Les nouvelles incitations financières en faveur de la rénovation énergétique et les constructions passives (voir encadré ci-dessous) vont-elles relancer le bâtiment belge, qui a enregistré un recul de 1,5 % de son activité entre 2012 et 2013 (dont -1% pour le résidentiel) ? Sur le salon Batibouw, les avis étaient pour le moins partagés.
"Le secteur de la construction est en pleine mutation"
« Les primes des régions sont évidemment porteuses pour le bâtiment en Belgique. Elles facilitent la signature de nouveaux contrats », explique Jérôme Dirck, commercial à la Confédération Construction (CC), l’organisation professionnelle de la filière en Belgique. « Mais ce ne sont pas les primes qui font tourner le secteur. Les Belges ont "une brique dans le ventre". Même en période de crise, ils investissent dans le logement. D’ailleurs, le bâtiment traverse plutôt bien la crise. 95 % des entrepreneurs indépendants que je rencontre ont un carnet de commandes rempli pour les trois prochains mois. Avec l’industrie pharmaceutique, la construction est même l’une des deux activités les plus porteuses pour l’économie belge », rappelle Jérôme Dirck. La CC table d’ailleurs sur une progression de 2,5 % du logement neuf en 2014 et sur une croissance dans la rénovation résidentielle. « Il ne devrait y avoir ni création ni destruction d’emplois », estime pour sa part Emmanuel Malfeyt (Ecobuild Brussels).
Chez les bâtisseurs, les prévisions sont moins optimistes. « Notre activité stagne depuis la fin des aides fédérales. Je ne sais pas encore si les aides régionales pourront compenser », explique Christopher Piron, responsable commercial de Team Construct, un promoteur-bâtisseur belge. « Les visiteurs sont très demandeurs de basse consommation. Mais le passif ne représente que 10 % de notre activité. C’est beaucoup trop cher ! Les gens seraient enclins à aller vers ce genre de maisons, mais les banques n’ont plus les ressources financières pour leur prêter de l’argent », assure-t-il.
La PME familiale Pama Flex, 1er prix de l’innovation aux "Belgian building awards" du salon Batibouw 2013, n’anticipe pas non plus une hausse significative de son activité en 2014. « Nous avons construit une dizaine de maisons passives en 2013. Ce chiffre devrait rester stable cette année », estime Sabrina Alard. « En revanche, on constate un réel changement dans le secteur, et les grands bâtisseurs vont devoir s’y mettre aussi ! », prévient-elle.

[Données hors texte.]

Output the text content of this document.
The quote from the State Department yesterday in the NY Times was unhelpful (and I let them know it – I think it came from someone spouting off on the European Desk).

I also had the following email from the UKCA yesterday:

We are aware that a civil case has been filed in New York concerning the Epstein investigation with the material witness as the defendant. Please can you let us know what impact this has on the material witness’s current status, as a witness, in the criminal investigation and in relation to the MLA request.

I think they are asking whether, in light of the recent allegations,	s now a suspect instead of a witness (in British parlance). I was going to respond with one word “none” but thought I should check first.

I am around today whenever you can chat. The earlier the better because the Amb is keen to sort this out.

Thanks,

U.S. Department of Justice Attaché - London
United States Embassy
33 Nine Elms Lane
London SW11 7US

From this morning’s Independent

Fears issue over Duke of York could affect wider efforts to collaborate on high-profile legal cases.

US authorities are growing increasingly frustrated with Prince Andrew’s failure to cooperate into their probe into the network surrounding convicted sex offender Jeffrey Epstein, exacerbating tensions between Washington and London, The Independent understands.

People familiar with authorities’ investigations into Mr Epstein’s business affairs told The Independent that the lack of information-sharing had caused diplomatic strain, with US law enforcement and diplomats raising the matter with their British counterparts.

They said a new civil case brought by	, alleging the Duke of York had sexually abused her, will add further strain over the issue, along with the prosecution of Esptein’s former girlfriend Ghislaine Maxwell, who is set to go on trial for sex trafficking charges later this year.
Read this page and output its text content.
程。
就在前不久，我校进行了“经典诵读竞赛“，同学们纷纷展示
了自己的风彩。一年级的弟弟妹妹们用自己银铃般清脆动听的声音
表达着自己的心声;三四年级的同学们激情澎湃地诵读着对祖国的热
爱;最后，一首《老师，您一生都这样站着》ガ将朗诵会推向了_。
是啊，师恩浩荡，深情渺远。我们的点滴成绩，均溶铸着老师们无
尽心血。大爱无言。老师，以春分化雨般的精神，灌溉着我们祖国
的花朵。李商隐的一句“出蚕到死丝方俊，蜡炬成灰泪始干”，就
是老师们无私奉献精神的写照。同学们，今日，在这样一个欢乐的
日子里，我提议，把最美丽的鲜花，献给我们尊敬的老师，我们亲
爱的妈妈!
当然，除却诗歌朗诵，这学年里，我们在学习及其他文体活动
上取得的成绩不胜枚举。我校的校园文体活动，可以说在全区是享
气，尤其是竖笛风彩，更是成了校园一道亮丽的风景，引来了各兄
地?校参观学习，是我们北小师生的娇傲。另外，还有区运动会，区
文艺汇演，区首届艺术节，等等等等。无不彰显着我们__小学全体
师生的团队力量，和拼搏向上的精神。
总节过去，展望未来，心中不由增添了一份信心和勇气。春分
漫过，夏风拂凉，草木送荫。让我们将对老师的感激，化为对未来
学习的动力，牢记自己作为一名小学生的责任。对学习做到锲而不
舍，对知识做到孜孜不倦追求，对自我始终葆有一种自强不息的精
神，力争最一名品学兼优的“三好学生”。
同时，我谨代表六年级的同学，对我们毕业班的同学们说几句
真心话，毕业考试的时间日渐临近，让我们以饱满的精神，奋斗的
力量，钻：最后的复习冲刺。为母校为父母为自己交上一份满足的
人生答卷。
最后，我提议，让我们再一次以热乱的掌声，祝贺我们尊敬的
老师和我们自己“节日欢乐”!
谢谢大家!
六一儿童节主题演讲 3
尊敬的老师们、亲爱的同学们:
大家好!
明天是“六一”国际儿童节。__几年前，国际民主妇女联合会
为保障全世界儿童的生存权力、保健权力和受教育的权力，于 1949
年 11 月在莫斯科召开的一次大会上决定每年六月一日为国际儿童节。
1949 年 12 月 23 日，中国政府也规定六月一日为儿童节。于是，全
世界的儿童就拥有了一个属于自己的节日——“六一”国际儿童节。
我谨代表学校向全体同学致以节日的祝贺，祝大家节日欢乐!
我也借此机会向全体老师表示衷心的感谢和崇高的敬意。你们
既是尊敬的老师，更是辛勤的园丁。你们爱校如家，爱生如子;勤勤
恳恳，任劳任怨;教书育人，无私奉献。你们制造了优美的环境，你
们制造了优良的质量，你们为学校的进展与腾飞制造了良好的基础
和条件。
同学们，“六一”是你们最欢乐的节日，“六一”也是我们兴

« Le secteur belge du bâtiment est en pleine mutation », confirme Marion Bandin de PMP. « La Belgique est très qualifiée dans le domaine de l’efficacité énergétique. De nombreux Français viennent à Bruxelles pour voir nos bâtiments passifs et zéro énergie, et des professionnels belges vont travailler en France sur des projets de maisons passives », rappelle-t-elle. Plus qu’une relance du marché, les mesures en faveur de l’efficacité énergétique font apparaître de nouveaux acteurs dans le secteur, et sont en passe de le faire muter en profondeur.